I na koniec Bartosz Sufa. Ten 25-letni libero nie dostał zbyt wielu szans przez dwa lata swojego pobytu w Jastrzębiu. Królem parkietu był zawsze Paweł Rusek i Bartosz był tego świadom. Na pozycji libero widywaliśmy go raczej w meczach sparingowych. Wyjątkiem była gra trenera Bernardiego na dwóch libero (podczas kontuzji Vinhedo).

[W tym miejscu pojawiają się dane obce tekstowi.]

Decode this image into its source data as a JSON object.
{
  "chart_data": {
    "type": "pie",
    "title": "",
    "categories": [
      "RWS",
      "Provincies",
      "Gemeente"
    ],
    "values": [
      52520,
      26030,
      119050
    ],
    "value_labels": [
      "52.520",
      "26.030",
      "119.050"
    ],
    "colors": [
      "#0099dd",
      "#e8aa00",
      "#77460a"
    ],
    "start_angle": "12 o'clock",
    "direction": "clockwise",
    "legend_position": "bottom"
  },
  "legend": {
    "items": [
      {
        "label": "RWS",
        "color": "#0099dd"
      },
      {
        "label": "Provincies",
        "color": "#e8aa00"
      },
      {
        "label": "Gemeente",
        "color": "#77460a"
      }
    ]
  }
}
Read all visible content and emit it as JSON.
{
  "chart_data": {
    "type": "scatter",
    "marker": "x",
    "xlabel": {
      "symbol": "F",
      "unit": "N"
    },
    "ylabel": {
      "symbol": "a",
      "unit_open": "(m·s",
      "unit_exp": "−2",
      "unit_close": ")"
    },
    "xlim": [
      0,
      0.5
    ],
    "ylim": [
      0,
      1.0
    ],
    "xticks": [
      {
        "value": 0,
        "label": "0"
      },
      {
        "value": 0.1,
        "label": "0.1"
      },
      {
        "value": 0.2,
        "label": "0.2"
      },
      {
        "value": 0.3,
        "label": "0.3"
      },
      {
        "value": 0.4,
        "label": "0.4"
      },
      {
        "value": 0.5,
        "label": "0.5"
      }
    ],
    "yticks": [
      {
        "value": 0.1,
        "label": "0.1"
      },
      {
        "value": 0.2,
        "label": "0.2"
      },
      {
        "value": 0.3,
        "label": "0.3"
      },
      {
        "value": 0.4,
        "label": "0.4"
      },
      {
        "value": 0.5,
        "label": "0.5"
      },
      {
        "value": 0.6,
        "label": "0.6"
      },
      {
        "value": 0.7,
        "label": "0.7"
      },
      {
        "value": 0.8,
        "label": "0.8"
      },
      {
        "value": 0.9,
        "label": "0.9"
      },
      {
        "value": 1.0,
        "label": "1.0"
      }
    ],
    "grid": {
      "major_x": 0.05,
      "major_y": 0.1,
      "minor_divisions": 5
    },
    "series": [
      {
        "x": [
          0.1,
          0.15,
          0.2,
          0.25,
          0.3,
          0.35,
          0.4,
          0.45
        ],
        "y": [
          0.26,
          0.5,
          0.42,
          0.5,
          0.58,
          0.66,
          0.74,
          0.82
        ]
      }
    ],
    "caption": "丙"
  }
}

Jeśli Bartek wychodził na boisko, to raczej w roli przyjmującego bądź na zagrywkę. Wypożyczenie Bartka do Kielc to najlepsze co mogło go spotkać. Teraz ma przynajmniej szansę na regularną grę.

Wykorzystano: wypowiedzi siatkarzy z archiwum blogowego (również tego na onecie) oraz ze stron sportowefakty.pl i sportfan.pl, zdjęcia wyszukane w google. Ze specjalnym udziałem wypowiedzi pana Kazia (o starej babie). 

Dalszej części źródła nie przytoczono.